Byron York of the Washington Examiner probes the potential political impact of the feud between Republican presidential nominee Donald Trump and former primary rival John Kasich.

The Trump-Kasich spat is more than a sideshow. It’s at the very heart of the presidential campaign. Of the various ways, none of them easy, for Trump to win the White House, the most direct is: Win all the states Mitt Romney won in 2012, and then, on top of that, win Ohio, Pennsylvania and Florida. Any other path starts to get really complicated. So a Republican who loses Ohio loses the presidency.

This fall, and especially in October, the GOP presidential candidate will need a huge assist from the Republican power structure in Ohio. He simply has to have it. And at the moment it looks very much like that won’t happen.

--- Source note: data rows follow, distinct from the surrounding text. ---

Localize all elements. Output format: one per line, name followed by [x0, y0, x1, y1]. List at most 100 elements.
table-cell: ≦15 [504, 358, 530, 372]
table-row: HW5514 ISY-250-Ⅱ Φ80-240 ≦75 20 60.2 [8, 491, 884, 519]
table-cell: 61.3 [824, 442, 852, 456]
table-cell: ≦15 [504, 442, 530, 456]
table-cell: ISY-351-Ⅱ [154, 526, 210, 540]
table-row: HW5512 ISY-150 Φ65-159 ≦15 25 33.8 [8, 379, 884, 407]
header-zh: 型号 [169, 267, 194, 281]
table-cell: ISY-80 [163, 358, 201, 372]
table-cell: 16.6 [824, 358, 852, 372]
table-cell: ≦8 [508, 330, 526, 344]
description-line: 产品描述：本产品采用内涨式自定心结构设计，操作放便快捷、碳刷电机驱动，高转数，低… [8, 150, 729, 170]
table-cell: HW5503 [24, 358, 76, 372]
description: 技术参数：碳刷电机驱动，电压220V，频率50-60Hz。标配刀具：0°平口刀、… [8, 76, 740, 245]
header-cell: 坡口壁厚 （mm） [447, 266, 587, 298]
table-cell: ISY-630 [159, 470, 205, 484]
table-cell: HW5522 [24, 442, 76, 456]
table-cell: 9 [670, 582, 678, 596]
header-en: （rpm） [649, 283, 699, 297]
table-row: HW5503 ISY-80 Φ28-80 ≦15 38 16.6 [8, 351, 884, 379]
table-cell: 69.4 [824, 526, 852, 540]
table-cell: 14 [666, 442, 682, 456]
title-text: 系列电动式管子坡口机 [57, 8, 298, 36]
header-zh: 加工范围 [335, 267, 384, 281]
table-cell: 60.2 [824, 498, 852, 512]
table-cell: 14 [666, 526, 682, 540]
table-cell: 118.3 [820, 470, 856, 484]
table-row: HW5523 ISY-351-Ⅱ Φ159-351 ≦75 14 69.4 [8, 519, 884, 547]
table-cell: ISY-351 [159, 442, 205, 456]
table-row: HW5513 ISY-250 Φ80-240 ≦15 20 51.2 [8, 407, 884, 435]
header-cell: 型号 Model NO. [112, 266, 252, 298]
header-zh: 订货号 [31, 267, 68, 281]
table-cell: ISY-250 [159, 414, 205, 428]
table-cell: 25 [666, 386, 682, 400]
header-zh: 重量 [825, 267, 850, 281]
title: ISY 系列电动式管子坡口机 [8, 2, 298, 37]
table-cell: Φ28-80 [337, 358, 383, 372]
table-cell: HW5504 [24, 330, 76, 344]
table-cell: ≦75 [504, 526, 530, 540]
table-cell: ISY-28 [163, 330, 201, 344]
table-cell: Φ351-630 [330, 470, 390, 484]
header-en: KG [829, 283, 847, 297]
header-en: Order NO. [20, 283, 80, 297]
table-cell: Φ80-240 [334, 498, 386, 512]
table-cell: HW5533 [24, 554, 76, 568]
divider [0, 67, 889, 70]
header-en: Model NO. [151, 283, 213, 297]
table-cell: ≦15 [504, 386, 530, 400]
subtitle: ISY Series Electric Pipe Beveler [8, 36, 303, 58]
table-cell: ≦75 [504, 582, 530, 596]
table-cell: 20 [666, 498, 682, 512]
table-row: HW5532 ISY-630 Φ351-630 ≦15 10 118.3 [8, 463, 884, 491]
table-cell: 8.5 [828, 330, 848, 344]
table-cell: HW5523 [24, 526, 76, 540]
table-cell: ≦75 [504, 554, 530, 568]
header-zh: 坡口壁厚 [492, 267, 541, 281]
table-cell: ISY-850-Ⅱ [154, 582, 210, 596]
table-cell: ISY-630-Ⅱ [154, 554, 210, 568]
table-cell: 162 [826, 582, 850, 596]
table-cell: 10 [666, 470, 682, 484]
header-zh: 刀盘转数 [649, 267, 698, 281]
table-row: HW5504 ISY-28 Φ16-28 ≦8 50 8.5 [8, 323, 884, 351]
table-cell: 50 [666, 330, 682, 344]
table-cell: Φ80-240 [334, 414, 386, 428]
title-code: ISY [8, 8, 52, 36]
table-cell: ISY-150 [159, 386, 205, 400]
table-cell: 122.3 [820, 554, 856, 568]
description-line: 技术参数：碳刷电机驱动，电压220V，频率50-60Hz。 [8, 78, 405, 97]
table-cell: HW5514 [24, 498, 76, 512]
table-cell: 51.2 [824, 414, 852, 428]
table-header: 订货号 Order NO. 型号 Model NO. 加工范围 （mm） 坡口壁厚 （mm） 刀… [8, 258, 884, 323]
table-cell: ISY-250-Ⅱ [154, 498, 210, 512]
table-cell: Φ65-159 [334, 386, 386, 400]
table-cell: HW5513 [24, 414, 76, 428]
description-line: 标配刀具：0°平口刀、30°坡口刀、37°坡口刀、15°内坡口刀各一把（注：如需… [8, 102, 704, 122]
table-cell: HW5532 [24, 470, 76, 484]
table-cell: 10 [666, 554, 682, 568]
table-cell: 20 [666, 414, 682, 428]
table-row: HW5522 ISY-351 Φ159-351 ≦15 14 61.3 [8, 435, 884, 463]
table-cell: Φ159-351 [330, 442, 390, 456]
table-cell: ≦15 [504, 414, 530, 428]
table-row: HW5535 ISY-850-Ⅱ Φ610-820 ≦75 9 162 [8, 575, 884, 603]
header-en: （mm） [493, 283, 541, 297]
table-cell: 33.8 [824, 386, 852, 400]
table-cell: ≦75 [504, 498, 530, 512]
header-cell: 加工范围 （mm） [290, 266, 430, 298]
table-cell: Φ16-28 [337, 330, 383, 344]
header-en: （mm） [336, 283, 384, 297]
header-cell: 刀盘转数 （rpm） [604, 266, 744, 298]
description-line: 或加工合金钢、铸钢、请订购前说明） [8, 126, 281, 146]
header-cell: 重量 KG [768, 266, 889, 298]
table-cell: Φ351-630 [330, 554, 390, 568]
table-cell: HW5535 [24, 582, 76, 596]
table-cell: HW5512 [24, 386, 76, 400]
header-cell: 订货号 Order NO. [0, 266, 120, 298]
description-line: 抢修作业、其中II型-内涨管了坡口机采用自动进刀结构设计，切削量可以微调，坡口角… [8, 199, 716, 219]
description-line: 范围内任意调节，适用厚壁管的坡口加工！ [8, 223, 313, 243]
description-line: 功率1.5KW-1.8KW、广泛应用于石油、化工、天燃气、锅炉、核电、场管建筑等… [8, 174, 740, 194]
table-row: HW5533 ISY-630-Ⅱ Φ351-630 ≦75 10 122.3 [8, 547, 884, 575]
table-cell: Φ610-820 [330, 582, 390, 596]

“The governor has said that the nominee has to have a positive, inclusive vision, and unless there is a Saul-on-the-road-to-Damascus conversion, he is not going to support [Trump],” Kasich spokesman Chris Schrimpf told me in a phone conversation Tuesday. “Whatever happens in Ohio for Donald Trump is a choice that Donald Trump will make, based on how he chooses to campaign.”

The feud started as bad blood during the primary campaign. It continued after Kasich dropped out and refused to support Trump. And now, Kasich has made history by boycotting his own party’s convention in his own state.